TOKYO (Reuters) - Japan and the United States have started talks on operational plans in the case of armed conflict over a group of East China Sea islets claimed by Tokyo and Beijing, Japanese media said on Thursday, prompting China to complain of “outside pressure”.
The dispute in recent months had escalated to the point where both sides scrambled fighter jets while patrol ships shadow each other, raising fears that an unintended collision or other incident could lead to a broader clash.
The United States, which has announced a security “pivot” towards Asia, has said repeatedly it takes no position on the sovereignty dispute, but believes it is important for China and Japan to work out their differences peacefully.
Shigeru Iwasaki, head of the Japanese Self-Defence Forces’ joint staff, and Samuel Locklear, commander of U.S. forces in the Asia-Pacific, are expected to agree that the allies will accelerate the drafting of the plans when they meet in Hawaii on Thursday and Friday, Kyodo news agency said.
They will likely review several scenarios including one under which Japanese and U.S. armed forces conduct joint operations in case China invades the islands, Kyodo said. The Nikkei business daily carried a similar report on Wednesday.
“China is extremely concerned by these reports ... The Chinese government has the determination and ability to maintain the nation’s territorial sovereignty,” Chinese Foreign Ministry spokesman Hong Lei said.

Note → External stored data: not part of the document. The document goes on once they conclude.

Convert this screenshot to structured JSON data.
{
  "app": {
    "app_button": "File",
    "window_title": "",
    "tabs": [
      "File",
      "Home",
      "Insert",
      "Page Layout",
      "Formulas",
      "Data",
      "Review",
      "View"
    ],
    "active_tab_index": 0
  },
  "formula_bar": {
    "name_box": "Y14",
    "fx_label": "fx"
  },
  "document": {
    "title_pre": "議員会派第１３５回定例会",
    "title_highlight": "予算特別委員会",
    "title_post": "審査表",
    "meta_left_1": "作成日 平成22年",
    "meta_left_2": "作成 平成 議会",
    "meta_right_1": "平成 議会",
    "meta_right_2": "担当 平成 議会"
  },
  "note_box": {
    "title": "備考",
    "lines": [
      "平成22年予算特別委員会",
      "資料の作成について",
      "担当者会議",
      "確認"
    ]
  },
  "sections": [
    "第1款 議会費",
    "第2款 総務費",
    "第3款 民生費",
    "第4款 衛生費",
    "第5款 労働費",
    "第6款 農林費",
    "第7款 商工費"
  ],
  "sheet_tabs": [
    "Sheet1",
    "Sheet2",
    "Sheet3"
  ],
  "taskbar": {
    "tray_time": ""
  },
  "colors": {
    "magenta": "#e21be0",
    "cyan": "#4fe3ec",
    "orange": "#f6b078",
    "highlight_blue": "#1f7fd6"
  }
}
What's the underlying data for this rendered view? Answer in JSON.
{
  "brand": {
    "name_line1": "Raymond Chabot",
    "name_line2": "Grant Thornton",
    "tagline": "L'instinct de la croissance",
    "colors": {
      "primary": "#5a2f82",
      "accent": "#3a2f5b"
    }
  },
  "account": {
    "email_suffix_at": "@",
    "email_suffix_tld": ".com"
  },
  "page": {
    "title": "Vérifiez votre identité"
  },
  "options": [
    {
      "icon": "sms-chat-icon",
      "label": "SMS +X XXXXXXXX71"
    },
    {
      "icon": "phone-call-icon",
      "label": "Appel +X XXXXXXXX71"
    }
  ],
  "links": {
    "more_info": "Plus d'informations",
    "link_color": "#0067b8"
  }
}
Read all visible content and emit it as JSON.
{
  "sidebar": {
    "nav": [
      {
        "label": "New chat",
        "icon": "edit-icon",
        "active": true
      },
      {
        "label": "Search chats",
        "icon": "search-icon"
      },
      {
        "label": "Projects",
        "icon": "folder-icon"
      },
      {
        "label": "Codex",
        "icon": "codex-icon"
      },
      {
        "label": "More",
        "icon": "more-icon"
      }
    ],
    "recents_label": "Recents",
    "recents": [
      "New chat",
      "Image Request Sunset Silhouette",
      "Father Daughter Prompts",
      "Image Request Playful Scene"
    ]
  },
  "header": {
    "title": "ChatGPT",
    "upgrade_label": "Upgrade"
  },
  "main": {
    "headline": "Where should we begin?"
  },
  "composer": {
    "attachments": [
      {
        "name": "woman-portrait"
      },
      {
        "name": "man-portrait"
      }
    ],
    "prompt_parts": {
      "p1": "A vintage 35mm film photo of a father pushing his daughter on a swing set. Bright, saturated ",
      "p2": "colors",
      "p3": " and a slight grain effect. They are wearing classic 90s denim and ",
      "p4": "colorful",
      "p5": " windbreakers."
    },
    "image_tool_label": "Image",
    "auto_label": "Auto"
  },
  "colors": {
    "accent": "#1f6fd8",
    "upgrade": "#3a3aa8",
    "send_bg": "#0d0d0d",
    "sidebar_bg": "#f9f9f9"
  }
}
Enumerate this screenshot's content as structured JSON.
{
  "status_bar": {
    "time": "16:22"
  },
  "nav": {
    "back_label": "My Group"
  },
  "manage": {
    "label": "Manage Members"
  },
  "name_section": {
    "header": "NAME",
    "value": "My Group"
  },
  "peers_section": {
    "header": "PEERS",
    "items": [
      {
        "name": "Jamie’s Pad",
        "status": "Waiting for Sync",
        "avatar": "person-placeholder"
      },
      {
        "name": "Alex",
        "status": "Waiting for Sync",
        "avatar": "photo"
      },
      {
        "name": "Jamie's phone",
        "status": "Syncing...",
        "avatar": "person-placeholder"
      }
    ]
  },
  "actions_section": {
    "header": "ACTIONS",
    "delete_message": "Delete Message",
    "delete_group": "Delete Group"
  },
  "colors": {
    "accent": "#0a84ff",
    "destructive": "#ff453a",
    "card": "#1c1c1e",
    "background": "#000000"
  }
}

“No outside pressure will affect the resolve and determination of the Chinese government and people to maintain territorial sovereignty.”
The rocky, uninhabited islets, called the Senkaku in Japan and Diaoyu in China, are located near rich fishing grounds and potentially huge oil and gas reserves.
Senior U.S. officials including State Secretary John Kerry have said in recent months that the islands are covered by the Japan-U.S. Security Treaty.
Asked about the media reports, Japanese Chief Cabinet Secretary Yoshihide Suga said Tokyo and Washington had been in close cooperation on security matters, but declined to comment on what will likely be discussed at the meeting.
China is also in dispute with several Southeast Asian countries over parts of the South China Sea also potentially rich in natural resources.